Teatro Anchieta - Até o Final de Julho 2013. 


quarta-feira, julho 10, 2013

HANNAH ARENDT, O FILME

Por Moisés Basílio

O filme da diretora alemã Margarete Von Trotta é um convite a mergulhar no tempo durante seus cento e treze minutos de exibição.  Um mergulho num tempo denso do pensamento, onde as ideias que fluem das ações de Arendt na velocidade média de vinte e quatro quadros por segundo, interagem com nossos olhos, ouvidos, coração e mente.

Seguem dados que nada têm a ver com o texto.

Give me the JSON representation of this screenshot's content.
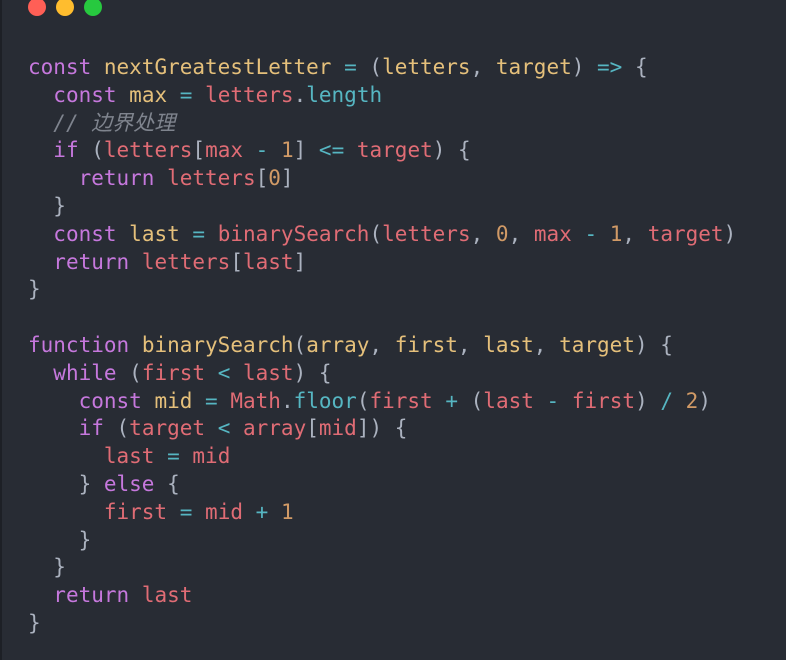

Não é um filme só para assistir, mas um filme que nos convida a interagir. Quase ao final do filme a atriz Barbara Sukowa, também alemã, com uma bela interpretação no papel de Arendt, ao sintetizar sua opinião sobre o nazista Adolf Eichmann, o pacato personagem que por ironia do destino entra para a história, diz de forma reflexiva: "O maior mal do mundo é o mal cometido por ninguém. O mal cometido pelos homens sem motivo ou convicção, sem um coração perverso ou palavras demoníacas é o que eu chamo de banalidade do mal". 

Ao ouvir essas palavras lembrei-me dos versos do moço Geraldo Vandré: "Há soldados armados, amados ou não. Quase todos perdidos de armas na mão. Nos quartéis lhes ensinam uma antiga lição: De morrer pela pátria e viver sem razão." Nesse versos de 1968 Vandré traça a metáfora do homem burocrata, que não pensa e segue stricto sensu uma ideologia dominante qualquer e nela justifica sua prática. 

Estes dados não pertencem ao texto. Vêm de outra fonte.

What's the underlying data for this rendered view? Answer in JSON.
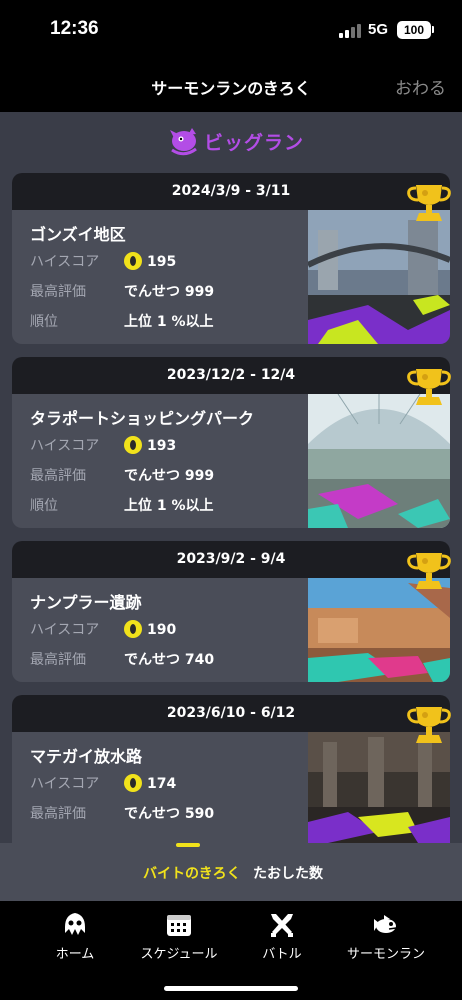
{
  "status_bar": {
    "time": "12:36",
    "network": "5G",
    "battery": "100"
  },
  "nav": {
    "title": "サーモンランのきろく",
    "close": "おわる"
  },
  "mode": {
    "title": "ビッグラン",
    "accent": "#b34de6"
  },
  "cards": [
    {
      "dates": "2024/3/9 - 3/11",
      "stage": "ゴンズイ地区",
      "rows": [
        {
          "label": "ハイスコア",
          "value": "195"
        },
        {
          "label": "最高評価",
          "value": "でんせつ 999"
        },
        {
          "label": "順位",
          "value": "上位 1 %以上"
        }
      ]
    },
    {
      "dates": "2023/12/2 - 12/4",
      "stage": "タラポートショッピングパーク",
      "rows": [
        {
          "label": "ハイスコア",
          "value": "193"
        },
        {
          "label": "最高評価",
          "value": "でんせつ 999"
        },
        {
          "label": "順位",
          "value": "上位 1 %以上"
        }
      ]
    },
    {
      "dates": "2023/9/2 - 9/4",
      "stage": "ナンプラー遺跡",
      "rows": [
        {
          "label": "ハイスコア",
          "value": "190"
        },
        {
          "label": "最高評価",
          "value": "でんせつ 740"
        }
      ]
    },
    {
      "dates": "2023/6/10 - 6/12",
      "stage": "マテガイ放水路",
      "rows": [
        {
          "label": "ハイスコア",
          "value": "174"
        },
        {
          "label": "最高評価",
          "value": "でんせつ 590"
        }
      ]
    }
  ],
  "subtabs": {
    "active": "バイトのきろく",
    "inactive": "たおした数"
  },
  "tabbar": [
    {
      "label": "ホーム",
      "icon": "squid-icon"
    },
    {
      "label": "スケジュール",
      "icon": "calendar-icon"
    },
    {
      "label": "バトル",
      "icon": "crossed-weapons-icon"
    },
    {
      "label": "サーモンラン",
      "icon": "salmon-icon"
    }
  ],
  "colors": {
    "accent_yellow": "#f1e21b",
    "background": "#3a3d48",
    "card": "#4a4d58"
  }
}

Arendt viveu a experiência que é o enredo desse filme no ano de 1961 quando se aventurou a cobrir como repórter e pensadora da revista New Yorker o julgamento do nazista Eichamann, capturado pela policia secreta do Estado de Israel na Argentina e levado a julgamento em Jerusalém. O problema é que durante o julgamento o grande vilão vai se revelando um Eichmann pequeno, pacato, longe da figura de um Menfistófeles, apenas um ordinário burocrata a serviço da lei, um sujeito que não pensa, só age a mando do sistema nazista que hegemonizava ideologicamente o Estado Alemão. 

Aqui reside o ponto alto da questão proposta por Arendt. O vilão que é levado a execração pública promovida pelo Estado sionista é uma farsa. Mas é preciso julgar alguém, por a culpa e lavar a honra do povo judeu. Como não dá para julgar num tribunal sionista o Estado alemão nazista e sua ideologia, em seu lugar é condenado injustamente o burocrata Eichamann ao enforcamento. 

Ao retornar de Jerusalém Arendt vai escrever o seu texto reflexivo sobre o julgamento Eichaman, mostrando os equívocos desse processo e buscando destacar o que realmente estava em jogo. Arendt não está querendo vingança ou espetáculo político, mas justiça e aponta as falhas do tribunal sionista. A questão é maior que uma vingança do povo judeu, o ponto central é se fazer uma crítica radical, e não sectária, ao Estado nazista alemão e sua ideologia e situar essa mesma crítica na história como um movimento que praticou de forma sistemática crimes contra a humanidade. E mais, que o sistema totalitário nazista recebeu apoio de muito mais gente do que se possa imaginar, inclusive da passividade e da complacência de muitos líderes judaicos. Fazer essa crítica, com essa profundidade, poderia evitar a possibilidade de se repetir as atrocidades nazistas no futuro. 

O texto de Arendt é mau compreendido pelas posições sectárias sionista, cego pelo exacerbado nacionalismo, ou pela ignorância, ou ainda, má fé política de quem ataca sem mesmo ler o que a reflexão de Arendt propõe. E o filme mostra de forma dramática a violência que Arendt tem que enfrentar. Um toque poético é a postura de seu companheiro, Heinrich, interpretado com doçura pelo ator Axel Milberg, fiel a amada nos duros momentos.

O tema central do filme bate com o momento que vivemos no Brasil desde a instalação da Comissão Nacional da Verdade para apurar e condenar os crimes praticados pelo Estado brasileiro da ditadura civil/militar e por sua ideologia da "Segurança Nacional", parafraseando Arendt, contra a humanidade, e não somente contra o povo brasileiro. 

Muitas vezes em nome da governança, dos interesses corporativos, dos interesses políticos escusos e da falta de memória, muitos são complacentes com as maldades praticadas pelo regime da ditadura civil/militar. Interagir com o filme Hannah Arendt nos leva a ter coragem de por o dedo na nossa própria ferida.